N. 11. Sem prejuízo da faculdade dada aos confessores pelo cân. 935 do CDC de comutarem para aqueles “que se acham impedidos” ou a obra prescrita ou as condições requeridas, podem os ordinários locais conceder aos fiéis sob sua autoridade, conforme as normas do direito, caso morem esses fiéis em lugares onde lhes é impossível ou ao menos muito difícil confessar-se ou comungar, a possibilidade de ganharem a indulgência plenária sem confissão e comunhão imediata, contanto que tenham o coração contrito e estejam dispostos a se aproximarem desses sacramentos logo que o puderem.

N. 12. Fica abolida a distinção das indulgências em pessoais, reais e locais, para fazer aparecer mais claramente que são as ações dos fiéis as enriquecidas com indulgências, mesmo que às vezes ligadas a um objeto ou a um lugar.

N. 13. O Manual das Indulgências será revisto a fim de que não sejam enriquecidas de indulgências senão as principais orações e obras de piedade, de caridade e de penitência.

N. 14. Os catálogos e compilações de indulgências das ordens, congregações religiosas, sociedades de vida comum sem votos, institutos seculares e associações pias de fiéis serão revistos assim que possível, para a indulgência plenária poder ser adquirida só em certos dias particulares, marcados pela Santa Sé, sob proposta do superior-geral ou, em se tratando de associações pias, do ordinário do lugar.

N. 15. Em todas as igrejas, oratórios públicos ou semipúblicos ― para os que legitimamente usam desses últimos ― pode-se ganhar a indulgência de 2 de novembro, que só pode ser aplicada aos defuntos. Além disso nas igrejas paroquiais pode-se ganhar a indulgência plenária em duas ocasiões por ano: na festa do titular e no dia 2 de agosto, dia da indulgência da “Porciúncula” ou noutro dia mais oportuno que o ordinário fixará. Todas as supramencionadas indulgências podem ganhar-se nos referidos dias ou, com o consentimento do ordinário, no domingo precedente ou no domingo seguinte. As outras indulgências, ligadas a igrejas ou oratórios, serão o mais cedo possível revistas.
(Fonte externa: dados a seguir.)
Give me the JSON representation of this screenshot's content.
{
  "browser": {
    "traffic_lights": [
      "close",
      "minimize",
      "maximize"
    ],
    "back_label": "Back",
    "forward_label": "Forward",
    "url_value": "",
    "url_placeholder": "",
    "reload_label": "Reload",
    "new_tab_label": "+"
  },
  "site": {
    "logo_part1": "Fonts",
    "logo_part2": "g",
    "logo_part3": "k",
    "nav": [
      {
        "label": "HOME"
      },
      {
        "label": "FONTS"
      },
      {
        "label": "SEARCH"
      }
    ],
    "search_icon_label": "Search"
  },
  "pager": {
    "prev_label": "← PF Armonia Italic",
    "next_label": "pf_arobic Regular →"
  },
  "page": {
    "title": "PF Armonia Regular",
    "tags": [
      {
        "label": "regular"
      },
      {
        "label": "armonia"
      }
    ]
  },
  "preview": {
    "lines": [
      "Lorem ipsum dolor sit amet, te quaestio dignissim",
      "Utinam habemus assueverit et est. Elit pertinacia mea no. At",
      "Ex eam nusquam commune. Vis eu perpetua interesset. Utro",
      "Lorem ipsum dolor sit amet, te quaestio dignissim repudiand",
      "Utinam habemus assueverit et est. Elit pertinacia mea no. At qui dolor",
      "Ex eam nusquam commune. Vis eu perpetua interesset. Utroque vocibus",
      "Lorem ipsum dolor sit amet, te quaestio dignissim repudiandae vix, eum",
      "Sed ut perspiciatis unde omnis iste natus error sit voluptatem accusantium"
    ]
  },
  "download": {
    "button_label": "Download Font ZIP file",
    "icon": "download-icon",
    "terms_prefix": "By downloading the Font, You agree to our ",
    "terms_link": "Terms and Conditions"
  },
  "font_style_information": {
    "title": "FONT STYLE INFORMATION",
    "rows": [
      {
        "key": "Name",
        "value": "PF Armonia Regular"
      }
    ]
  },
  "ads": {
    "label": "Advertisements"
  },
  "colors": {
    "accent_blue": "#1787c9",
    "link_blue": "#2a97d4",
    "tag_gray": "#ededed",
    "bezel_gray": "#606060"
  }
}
N. 16. A obra prescrita para ganhar a indulgência plenária ligada a uma igreja ou oratório é a visita piedosa durante a qual se recitará a oração dominical e o símbolo da fé (Pai-nosso e Creio).

N. 17. Aos fiéis que utilizam religiosamente um objeto de piedade (crucifixo, cruz, terço, escapulário, medalha), validamente abençoado por um padre, concede-se indulgência parcial. Ademais, se o objeto de piedade foi bento pelo Soberano Pontífice ou por um bispo, os fiéis que religiosamente o usam podem também obter a indulgência plenária no dia da festa dos Santos Apóstolos Pedro e Paulo, ajuntando, porém, a profissão de fé sob uma forma legítima.

N. 18. No caso da impossibilidade de haver um padre para administrar a um fiel em perigo de morte os sacramentos e a bênção apostólica com a indulgência plenária a ela ligada, de que se trata no cân. 468, parágrafo 2, do CDC, concede benignamente nossa piedosa Mãe Igreja a esse fiel bem-disposto a indulgência plenária a lucrar em artigo de morte, com a condição de ter ele durante a vida habitualmente recitado algumas orações. Para aquisição dessa indulgência é louvável empregar um crucifixo ou uma cruz. Essa mesma indulgência plenária em artigo de morte pode ser ganha por um fiel, ainda que ele já tenha no mesmo dia ganho outra indulgência plenária.

N. 19. As normas estabelecidas quanto às indulgências plenárias, especialmente a norma 6, são aplicáveis às indulgências plenárias que até então se chamavam toties quoties.

N. 20. Nossa piedosa Mãe Igreja, em sumo grau solicita pelos fiéis defuntos, resolveu conceder-lhes os seus sufrágios na mais ampla medida em cada sacrifício da missa, ab-rogando por outro lado todo privilégio neste domínio.